When you create external tables that refer to an Azure Container external stage, you can set that external table to refresh automatically using Azure Event Grid events from your Azure Container.

Using Snowpipe with Azure Containers #

Snowpipe is a managed micro-batching data loading service offered by Snowflake. Like bulk data loading from Azure Containers, you can also load data in micro-batches using Snowpipe. The Snowpipe + Azure integration also rests upon the storage integration and external stage construct in Snowflake.

To trigger Snowpipe data loads, you can use Azure Event Grid messages for Blob Storage events. An additional step here is to create a notification integration using the following SQL statement:

CREATE NOTIFICATION INTEGRATION <notification_integration_name>
 AZURE_TENANT_ID = '<directory_ID>'

Using the same notification integration, you need to create a pipe and then use the following SQL statement:

CREATE PIPE <pipe_name>
 INTEGRATION = '<notification_integration_name>'

Using Azure Functions with Snowflake #

In addition to external tables where you don’t have to move your data into Snowflake, you can also use external functions where you don’t have to move your business logic into Snowflake. An external function or a remote service gives you the option to offload certain aspects of your data platform to certain services in Azure, the most prominent of which is Azure Functions, the serverless compute option in Azure.

To integrate Snowflake with Azure Functions, you have to create an API integration, as shown in the SQL statement below:

 API_PROVIDER = azure_api_management
 AZURE_TENANT_ID = '<azure_tenant_id>'
 AZURE_AD_APPLICATION_ID = '<azure_application_id>'
 API_ALLOWED_FIXES = ('https://')

Snowflake uses Azure API Managment service as a proxy service to send requests for Azure Function invocation, which is why you have the API_PROVIDER listed as azure_api_management.

Several use cases exist for external functions to enrich, clean, protect, and mask data. You can call other third-party APIs from these external functions or write your code within the external function. One typical example of external functions in Snowflake is the external tokenization of data masking, where you can use Azure Functions as the tokenizer.

Connecting Snowflake to Power BI Desktop for visualization #

Microsoft Power BI is one of the most widely used enterprise BI tools. Chances are, if you are already using Azure, you’ll be using Power BI too. The great thing about Snowflake’s integration with Power BI is that it provides native OAuth 2.0 SSO connectivity.

This means that you can log into Snowflake directly from Power BI without the need for an on-prem Power BI Gateway, which simplifies the connectivity a great deal without compromising on security.

The Snowflake + Power BI integration relies upon a security integration, which you can set up using the following SQL statement:

CREATE SECURITY INTEGRATION <security_integration_name>
    TYPE = external_oauth
    EXTERNAL_OAUTH_ISSUER = '<azure_ad_issuer>'

Read more about this security integration here.

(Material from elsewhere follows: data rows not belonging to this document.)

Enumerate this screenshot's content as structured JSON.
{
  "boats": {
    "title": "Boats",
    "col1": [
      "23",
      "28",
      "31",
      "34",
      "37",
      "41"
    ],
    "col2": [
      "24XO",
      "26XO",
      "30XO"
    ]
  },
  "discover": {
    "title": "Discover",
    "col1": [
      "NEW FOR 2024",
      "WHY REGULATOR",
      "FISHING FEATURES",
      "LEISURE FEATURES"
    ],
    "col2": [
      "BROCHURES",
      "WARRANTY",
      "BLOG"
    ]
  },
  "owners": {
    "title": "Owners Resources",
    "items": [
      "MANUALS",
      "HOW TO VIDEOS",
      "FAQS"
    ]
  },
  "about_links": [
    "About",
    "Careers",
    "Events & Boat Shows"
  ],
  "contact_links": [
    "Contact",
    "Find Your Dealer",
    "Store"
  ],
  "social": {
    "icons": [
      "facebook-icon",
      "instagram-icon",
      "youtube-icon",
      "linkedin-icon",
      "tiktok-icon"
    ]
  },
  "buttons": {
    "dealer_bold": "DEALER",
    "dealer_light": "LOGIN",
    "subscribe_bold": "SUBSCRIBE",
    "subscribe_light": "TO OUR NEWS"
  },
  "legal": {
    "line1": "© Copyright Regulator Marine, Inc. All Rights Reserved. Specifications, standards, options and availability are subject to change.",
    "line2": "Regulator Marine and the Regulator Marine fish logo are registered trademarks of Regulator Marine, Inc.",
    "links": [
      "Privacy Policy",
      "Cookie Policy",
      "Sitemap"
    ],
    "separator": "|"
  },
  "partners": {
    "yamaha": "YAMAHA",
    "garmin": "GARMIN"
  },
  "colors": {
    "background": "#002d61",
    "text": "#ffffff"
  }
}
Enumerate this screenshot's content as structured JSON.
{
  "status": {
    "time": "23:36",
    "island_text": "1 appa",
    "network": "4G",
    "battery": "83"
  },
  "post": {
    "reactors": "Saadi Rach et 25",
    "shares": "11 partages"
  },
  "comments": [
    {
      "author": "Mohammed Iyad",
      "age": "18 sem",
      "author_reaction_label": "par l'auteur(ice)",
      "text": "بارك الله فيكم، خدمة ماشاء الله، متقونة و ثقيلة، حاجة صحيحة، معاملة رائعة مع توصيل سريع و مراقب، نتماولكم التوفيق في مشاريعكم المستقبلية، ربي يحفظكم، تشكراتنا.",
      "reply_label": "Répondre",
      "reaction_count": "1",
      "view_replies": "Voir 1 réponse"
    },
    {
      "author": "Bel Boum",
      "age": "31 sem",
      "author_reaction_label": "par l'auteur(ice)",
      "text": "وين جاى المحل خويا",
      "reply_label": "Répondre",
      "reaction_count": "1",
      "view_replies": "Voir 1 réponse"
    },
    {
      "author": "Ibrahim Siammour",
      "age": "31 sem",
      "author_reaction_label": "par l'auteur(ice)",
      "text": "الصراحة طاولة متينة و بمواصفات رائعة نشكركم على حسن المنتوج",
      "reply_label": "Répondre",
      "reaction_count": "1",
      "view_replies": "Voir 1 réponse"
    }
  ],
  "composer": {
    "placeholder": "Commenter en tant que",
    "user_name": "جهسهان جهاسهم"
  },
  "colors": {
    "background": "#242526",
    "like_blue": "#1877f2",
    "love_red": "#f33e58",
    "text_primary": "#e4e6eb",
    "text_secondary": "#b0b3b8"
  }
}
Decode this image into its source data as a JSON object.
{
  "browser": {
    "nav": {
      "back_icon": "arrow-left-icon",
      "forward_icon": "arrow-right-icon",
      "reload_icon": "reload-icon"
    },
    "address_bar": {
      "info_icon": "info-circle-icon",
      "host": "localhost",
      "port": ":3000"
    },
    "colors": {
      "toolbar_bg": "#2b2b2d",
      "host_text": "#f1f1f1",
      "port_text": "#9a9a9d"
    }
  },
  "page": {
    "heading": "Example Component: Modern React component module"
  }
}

Using the Snowflake Business Critical Edition on Azure #

If your business requires the highest level of data security and protection in the cloud, you should use Snowflake’s Business Critical Edition. This edition comes compliance-ready for regulations like HIPAA and HITRUST CSF.

Moreover, you can use the Azure Private Link service to enable private networking between Snowflake and the rest of your Azure infrastructure.

Summary #

This article took you through deploying Snowflake on Azure and using services, such as Azure Blob Storage, Azure Functions, Azure API Management, Azure Private Link, and Azure Event Grid, to enhance some of the Snowflake-native features. The article also walked you through the different ways of offloading part of your workload to Azure for integration, privacy, and security, especially with Azure Active Directory and Power BI SSO.

Your data infrastructure on Azure with Snowflake at the center is excellent because you can gather metadata using Snowflake’s data governance services, like Azure Data Catalog and Microsoft Purview. This data can then flow into Atlan, an active metadata platform, enabling your business to realize the true potential of using metadata.